Ein wesentlicher Aspekt von Krokers Plänen ist die Integration von Kolleginnen und Kollegen aus anderen Fakultäten, insbesondere in dem Bereich „Sharing Science“. Dies fördert den interdisziplinären Austausch und stärkt die Zusammenarbeit.

Andreas Waag hebt hervor, dass neben der Krokers neuen Aufgaben auch eine Neuverteilung der Führungsrollen in verschiedenen Forschungsverbünden, wie dem Quantum Valley Lower Saxony (QVLS) und dem Nitride Technology Center (NTC), erfolgen soll. Dies wird helfen, die strategischen Ziele des Clusters zu erreichen und die Forschungsanstrengungen effektiver zu koordinieren.

Die Vision für die Zukunft

Das Exzellenzcluster QuantumFrontiers, das seit seiner Gründung im Jahr 2019 bedeutende Fortschritte im Bereich der Quantenmetrologie erzielt hat, ist gut aufgestellt für die kommenden Herausforderungen. Mit einer modernen Infrastruktur und einem interdisziplinären Netzwerk, das Physiker, Ingenieure und Sozialwissenschaftler vereint, sind die Voraussetzungen für wegweisende Innovationen gegeben.

In den nächsten Jahren sollen Konzepte zur Kontrolle von Licht und Materie weiter entwickelt werden, um spezielle Quanten-Eigenschaften für die Metrologie nutzbar zu machen. Die Arbeit an Atominterferometern, optischen Uhren und der nächsten Generation von Gravitationswellendetektoren wird vorangetrieben. Diese Systeme könnten nicht nur neue Erkenntnisse über dunkle Energie und dunkle Materie liefern, sondern auch präzisere Erdbeobachtungen ermöglichen, die wichtig für die Umweltforschung sind.

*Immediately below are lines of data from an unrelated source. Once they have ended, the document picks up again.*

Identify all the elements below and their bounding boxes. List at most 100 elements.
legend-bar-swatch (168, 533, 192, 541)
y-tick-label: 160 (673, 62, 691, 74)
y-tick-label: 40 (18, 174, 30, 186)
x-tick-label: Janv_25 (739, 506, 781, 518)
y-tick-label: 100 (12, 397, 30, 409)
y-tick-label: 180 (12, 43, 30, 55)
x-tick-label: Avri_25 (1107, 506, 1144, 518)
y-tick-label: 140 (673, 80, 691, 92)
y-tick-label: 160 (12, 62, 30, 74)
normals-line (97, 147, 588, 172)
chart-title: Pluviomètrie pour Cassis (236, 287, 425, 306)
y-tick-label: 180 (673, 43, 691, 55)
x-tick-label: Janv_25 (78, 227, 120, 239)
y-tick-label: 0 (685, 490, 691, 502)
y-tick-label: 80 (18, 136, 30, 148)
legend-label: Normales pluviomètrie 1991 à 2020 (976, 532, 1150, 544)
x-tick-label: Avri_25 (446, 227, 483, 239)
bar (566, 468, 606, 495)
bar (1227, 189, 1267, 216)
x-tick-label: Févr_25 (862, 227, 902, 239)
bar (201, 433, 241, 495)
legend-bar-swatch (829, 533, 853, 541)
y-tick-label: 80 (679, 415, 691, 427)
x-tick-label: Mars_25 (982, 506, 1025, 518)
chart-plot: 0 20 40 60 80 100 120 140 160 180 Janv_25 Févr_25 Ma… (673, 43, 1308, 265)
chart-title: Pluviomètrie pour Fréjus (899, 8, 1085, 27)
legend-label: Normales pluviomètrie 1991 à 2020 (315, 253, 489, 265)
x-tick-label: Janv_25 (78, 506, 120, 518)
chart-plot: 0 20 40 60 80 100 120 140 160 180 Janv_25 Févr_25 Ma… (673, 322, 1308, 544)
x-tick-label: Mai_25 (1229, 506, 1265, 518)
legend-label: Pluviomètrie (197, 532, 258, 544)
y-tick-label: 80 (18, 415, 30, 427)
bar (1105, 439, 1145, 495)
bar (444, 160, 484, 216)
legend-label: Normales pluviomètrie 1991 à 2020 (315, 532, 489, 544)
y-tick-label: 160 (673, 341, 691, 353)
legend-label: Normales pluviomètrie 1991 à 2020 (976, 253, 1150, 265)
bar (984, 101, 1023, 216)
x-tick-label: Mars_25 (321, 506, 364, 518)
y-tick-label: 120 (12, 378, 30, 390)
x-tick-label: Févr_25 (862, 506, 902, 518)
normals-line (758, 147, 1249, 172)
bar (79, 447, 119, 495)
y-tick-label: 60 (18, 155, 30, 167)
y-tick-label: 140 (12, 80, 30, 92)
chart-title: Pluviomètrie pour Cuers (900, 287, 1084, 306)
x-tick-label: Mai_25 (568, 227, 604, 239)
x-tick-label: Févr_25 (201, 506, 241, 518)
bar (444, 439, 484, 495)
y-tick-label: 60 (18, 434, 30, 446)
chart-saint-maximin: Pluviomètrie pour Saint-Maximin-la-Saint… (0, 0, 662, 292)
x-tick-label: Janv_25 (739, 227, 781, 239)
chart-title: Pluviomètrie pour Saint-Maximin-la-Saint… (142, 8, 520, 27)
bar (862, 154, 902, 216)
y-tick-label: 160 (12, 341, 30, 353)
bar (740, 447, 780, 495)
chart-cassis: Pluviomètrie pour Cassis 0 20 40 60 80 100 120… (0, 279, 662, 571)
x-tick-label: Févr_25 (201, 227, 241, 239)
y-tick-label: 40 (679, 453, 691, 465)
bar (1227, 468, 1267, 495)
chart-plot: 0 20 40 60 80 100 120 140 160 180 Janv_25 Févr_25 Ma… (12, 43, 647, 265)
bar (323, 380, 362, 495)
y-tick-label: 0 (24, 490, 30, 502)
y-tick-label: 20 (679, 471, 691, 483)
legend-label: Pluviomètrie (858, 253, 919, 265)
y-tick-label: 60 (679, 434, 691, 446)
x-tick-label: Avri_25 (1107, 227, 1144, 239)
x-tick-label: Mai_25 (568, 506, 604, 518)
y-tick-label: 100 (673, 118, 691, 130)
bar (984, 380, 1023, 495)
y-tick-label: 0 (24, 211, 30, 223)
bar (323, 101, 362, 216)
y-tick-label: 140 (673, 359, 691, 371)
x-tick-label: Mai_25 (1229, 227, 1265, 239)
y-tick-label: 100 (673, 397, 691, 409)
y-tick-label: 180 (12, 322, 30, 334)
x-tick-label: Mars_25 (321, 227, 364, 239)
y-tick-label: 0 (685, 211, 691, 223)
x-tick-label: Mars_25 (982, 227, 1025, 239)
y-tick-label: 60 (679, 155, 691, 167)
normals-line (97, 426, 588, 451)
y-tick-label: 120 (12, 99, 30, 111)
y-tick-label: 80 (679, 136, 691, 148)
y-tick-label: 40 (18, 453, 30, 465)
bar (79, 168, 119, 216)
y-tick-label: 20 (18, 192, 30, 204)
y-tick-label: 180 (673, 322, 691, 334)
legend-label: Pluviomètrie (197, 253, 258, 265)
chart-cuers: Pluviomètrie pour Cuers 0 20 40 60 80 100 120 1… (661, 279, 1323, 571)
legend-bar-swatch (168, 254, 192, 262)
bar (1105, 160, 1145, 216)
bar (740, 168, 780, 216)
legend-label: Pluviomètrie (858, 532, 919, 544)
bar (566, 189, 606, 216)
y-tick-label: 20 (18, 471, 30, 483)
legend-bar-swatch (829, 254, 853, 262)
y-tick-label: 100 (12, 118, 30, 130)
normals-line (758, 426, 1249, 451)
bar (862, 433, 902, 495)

Die Integration von Nanotechnologie wird die Entwicklung robuster Quanten-Sensoren für verschiedene praktische Anwendungen unterstützen, sogar im Weltraum.

Wie die weiteren Fortschritte bei QuantumFrontiers zeigen werden, bleibt das Cluster ein dynamisches und globales Zentrum der Quantenforschung in der Region Hannover-Braunschweig.